Bird Flu Alert: Wild Birds Spreading Virus to Cattle and Humans - Texas Outbreak Explodes!

Bird Flu Alert: Wild Birds Spreading Virus to Cattle and Humans - Texas Outbreak Explodes!

Migratory waterfowl, according to Texas Agriculture Commissioner Sid Miller, are responsible for the widening avian flu outbreaks affecting Texas cows and poultry. 

He stated on Tuesday that wild birds carrying the virus are likely to be heading north soon.

Since last week, the U.S. government has reported cases of the disease in seven dairy herds in Texas, along with one person who had contact with cows. 

This has made Texas the state most affected by the country's first-ever outbreaks in cattle, given that it is the biggest U.S. cattle producer. 
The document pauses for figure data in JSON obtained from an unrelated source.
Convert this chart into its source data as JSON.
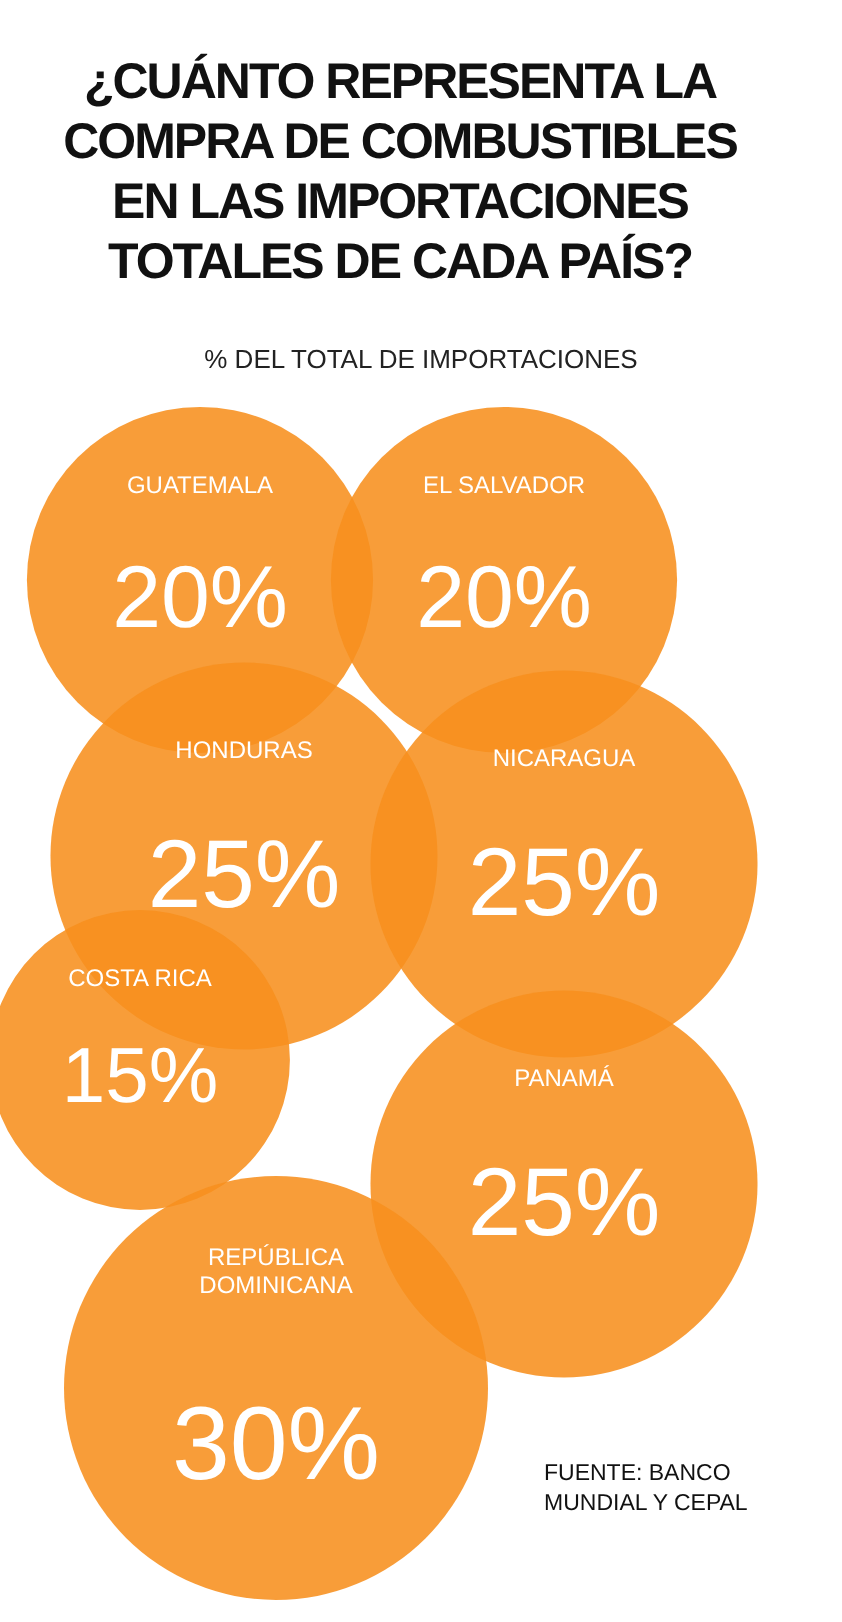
{
  "chart_data": {
    "type": "other",
    "title": "¿CUÁNTO REPRESENTA LA COMPRA DE COMBUSTIBLES EN LAS IMPORTACIONES TOTALES DE CADA PAÍS?",
    "subtitle": "% DEL TOTAL DE IMPORTACIONES",
    "categories": [
      "GUATEMALA",
      "EL SALVADOR",
      "HONDURAS",
      "NICARAGUA",
      "COSTA RICA",
      "PANAMÁ",
      "REPÚBLICA\nDOMINICANA"
    ],
    "values": [
      20,
      20,
      25,
      25,
      15,
      25,
      30
    ],
    "value_labels": [
      "20%",
      "20%",
      "25%",
      "25%",
      "15%",
      "25%",
      "30%"
    ],
    "color": "#f7901e",
    "annotations": [
      "FUENTE: BANCO MUNDIAL Y CEPAL"
    ]
  }
}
The cases in dairy cattle and the second human case in two years in the United States have raised concerns about the virus, which has been infecting poultry flocks and a growing number of other species globally since 2022.

A positive test at a Texas egg farm led egg producer Cal-Maine to cull 1.6 million laying hens, the company said on Tuesday. 

According to Miller, Texas had never before experienced such a major outbreak at a commercial poultry facility.

"This is spread by waterfowl," Miller explained in an interview, noting that it's migratory season.

The U.S. Department of Agriculture (USDA) first reported on March 25 that a cow and milk from two dairies in Texas tested positive for bird flu, along with milk from two dairies in Kansas. 

The agency later confirmed positive tests in additional dairy herds in Texas, New Mexico, Michigan, and Idaho.

The strain of the virus found in the subsequent states is very similar to the strain confirmed in the initial cases in Texas and Kansas, suggesting that it was introduced by wild birds, the USDA said. "We're ready for the ducks to head north to their nesting grounds," Miller said. 

"We think within a week or a little longer they'll all be out of Texas, and we'll be out of the woods."

USDA stated that transmission of the disease between cattle cannot be ruled out.

The U.S. Centers for Disease Control and Prevention considers the risk of bird flu for humans to be low. The Texas patient's only symptom was eye inflammation, according to the state's health department.

Richard Webby, a virologist at St. Jude Children's Research Hospital in Memphis, highlighted that testing for flu in cattle is not routine and emphasized the importance of establishing the connection between the sickness in cows, and ducks, and cats on the farms.

"With these cases, people will start looking for similar events in Europe and Asia," said Webby, who is also the director of the WHO Collaborating Center for Studies on the Ecology of Influenza in Animals and Birds. 

The Texas outbreak may have started about a month ago when a mysterious illness affected about 40% of the state's dairy herds, Miller said. 

He now suspects it was bird flu, though officials did not know it at the time and can't confirm it because the animals recovered.

"We were testing for every cattle disease we could think of, and then somebody said, 'What are all these dead birds doing around the dairies?'" Miller recalled.